By Jessica Asato / @Jessica_Asato
Over the next few days Labour supporters are going to have to get real about what the result of the election really means for the party. We polled 30% of the vote – almost the same as we did in 1987. We only gained 1,776,420 more votes than the Lib Dems – even though that translates into 201 more Labour seats than them – an indictment of our unfair voting system. Labour has been wiped out in East Anglia, where we only retain two seats in Luton. 4 seats remain in the South East, and the same number in the South West.
Sure, the Tories must be angry that they spectacularly underperformed after all that Ashcroft cash, the rebranding exercises, the palling up with internet gurus from Google and the like. This time last year it was an unspoken foregone conclusion that the Tories would win a majority at the election, even among Labour backbenchers. This hasn’t come to pass and it provides Labour with a glimmer of hope about where the public believes the centre of political gravity lies.
But with a likely Lib Dem-Tory alliance, and a possible snap election in the next year, Labour needs to regroup quickly and work out how we snatch back those middle England seats. Part of the answer may lie in the few surprise holds we made.
Nobody expected Gisela Stuart to retain Birmingham Edgbaston, for example. This was a bellweather seat; a mix of Mondeo men and Worcester women, yet in the face of a 5% Tory swing it stayed Labour. Or more accurately, it stayed Gisela Stuart. According to Caroline Badley, the effervescent campaign organiser for the seat, the result was down to a mixture of Gisela’s popular appeal, years of attentive case work and a ground operation which emulated a by-election mentality. Apparently, by late afternoon, the central campaign office had run out of clipboards, outcards and Labour promises to knock up for the first time. I campaigned for a day in Edgbaston with the Progress team and I was impressed by Stuart’s slogan “I’m Labour. My values are Labour. But I think for myself.” Gisela was seen as an independently-minded MP who cared about her casework and could never be accused of only turning up at election time. I was struck by the number of voters who said they were disillusioned with Labour, but had time for Gisela.

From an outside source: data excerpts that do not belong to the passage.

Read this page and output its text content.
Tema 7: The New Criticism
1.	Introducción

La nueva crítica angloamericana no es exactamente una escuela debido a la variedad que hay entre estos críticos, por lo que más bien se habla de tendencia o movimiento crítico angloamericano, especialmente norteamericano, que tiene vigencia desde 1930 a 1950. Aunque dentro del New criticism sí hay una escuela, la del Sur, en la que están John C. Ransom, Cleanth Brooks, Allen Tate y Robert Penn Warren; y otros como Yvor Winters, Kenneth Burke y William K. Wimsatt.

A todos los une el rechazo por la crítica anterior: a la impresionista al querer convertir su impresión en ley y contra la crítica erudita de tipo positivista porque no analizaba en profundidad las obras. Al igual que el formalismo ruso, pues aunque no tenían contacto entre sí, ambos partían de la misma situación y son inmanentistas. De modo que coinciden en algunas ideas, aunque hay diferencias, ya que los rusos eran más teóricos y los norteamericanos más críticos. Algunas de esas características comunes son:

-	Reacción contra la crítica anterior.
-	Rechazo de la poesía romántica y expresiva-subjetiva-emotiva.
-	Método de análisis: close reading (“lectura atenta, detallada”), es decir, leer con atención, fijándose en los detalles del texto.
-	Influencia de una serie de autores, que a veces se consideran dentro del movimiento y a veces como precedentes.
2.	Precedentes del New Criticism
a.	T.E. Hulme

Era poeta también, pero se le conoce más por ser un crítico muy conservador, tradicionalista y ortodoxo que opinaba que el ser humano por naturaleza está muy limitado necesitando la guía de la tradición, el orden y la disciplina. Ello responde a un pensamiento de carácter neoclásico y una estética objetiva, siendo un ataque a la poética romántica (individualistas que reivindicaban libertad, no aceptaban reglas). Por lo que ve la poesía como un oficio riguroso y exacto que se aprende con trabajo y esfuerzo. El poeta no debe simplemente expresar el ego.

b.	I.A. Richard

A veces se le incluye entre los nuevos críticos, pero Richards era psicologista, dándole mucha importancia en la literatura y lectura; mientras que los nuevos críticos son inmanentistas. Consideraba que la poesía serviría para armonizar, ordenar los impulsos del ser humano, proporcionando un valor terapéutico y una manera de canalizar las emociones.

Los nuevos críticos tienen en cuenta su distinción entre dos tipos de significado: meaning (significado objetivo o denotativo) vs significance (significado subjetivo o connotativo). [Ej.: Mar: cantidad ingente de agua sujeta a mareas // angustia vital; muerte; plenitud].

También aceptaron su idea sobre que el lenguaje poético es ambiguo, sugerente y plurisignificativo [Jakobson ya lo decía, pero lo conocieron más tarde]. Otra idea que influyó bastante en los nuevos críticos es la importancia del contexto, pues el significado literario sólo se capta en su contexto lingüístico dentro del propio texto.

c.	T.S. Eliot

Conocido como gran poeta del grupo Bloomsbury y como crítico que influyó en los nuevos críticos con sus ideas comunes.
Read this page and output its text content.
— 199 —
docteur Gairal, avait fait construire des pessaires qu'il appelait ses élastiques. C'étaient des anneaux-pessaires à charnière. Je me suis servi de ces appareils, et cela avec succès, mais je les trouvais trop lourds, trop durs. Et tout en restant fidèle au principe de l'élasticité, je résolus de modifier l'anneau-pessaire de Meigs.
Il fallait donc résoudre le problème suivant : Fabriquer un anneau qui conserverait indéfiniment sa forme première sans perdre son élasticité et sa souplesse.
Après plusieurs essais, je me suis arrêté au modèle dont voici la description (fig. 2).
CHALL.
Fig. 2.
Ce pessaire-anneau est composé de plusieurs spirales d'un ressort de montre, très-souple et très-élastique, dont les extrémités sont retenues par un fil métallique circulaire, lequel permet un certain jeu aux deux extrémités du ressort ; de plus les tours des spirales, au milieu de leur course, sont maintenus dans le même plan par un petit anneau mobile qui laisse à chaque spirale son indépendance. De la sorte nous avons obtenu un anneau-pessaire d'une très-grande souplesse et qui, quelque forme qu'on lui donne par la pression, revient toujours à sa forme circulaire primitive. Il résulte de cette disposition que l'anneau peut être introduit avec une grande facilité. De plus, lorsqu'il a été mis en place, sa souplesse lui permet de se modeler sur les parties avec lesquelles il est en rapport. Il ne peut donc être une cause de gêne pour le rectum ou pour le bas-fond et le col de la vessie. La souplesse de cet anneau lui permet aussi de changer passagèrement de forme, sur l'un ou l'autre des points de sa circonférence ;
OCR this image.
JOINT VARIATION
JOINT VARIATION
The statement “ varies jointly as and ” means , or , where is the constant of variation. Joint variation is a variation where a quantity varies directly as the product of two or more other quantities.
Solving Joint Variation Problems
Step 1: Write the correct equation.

In Islington South, voters weren’t swayed by the Cleggmania which was expected to grip the seat. Instead, the years of community campaigning by Emily Thornberry paid off, combined by assiduous door to door contact – the mountains of literature which the Lib Dems used failed to sway the electorate.
Karen Buck fits this mould too – she was known as a champion of affordable housing and an anti-child poverty campaigner, as well as someone who was able to empathise with voters. Gordon Marsden in Blackpool South demonstrated similar characteristics – a popular, well known MP who wasn’t seen as a party dalek.
There are other explanations for the victories in these seats – not least because most of them were metropolitan, and some of them had larger than usual ethnic minority populations. But we can’t underestimate the impact of full time campaigning which they embraced.
If Labour is going to win back the key seats needed to form a government next time, it needs to identify the best campaigns across the country and replicate their winning elements. This means selecting personable candidates who are willing to work 24/7, appointing diligent consituency organisers and identifying local issues which galvanise the electorate to identify Labour as a party which cares about their day-to-day needs, not the demands of lobby journalists.
The Labour Party is by no means dead. Armchair activists and reluctant supporters have turned out in their droves over the last few weeks – there is an appetite for rebuilding the party as a serious movement for change. But if we proceed by the same old, same old command and control method of party selection and organisation, we won’t develop the new spirit of activism which needs to be captured, nurtured and welcomed.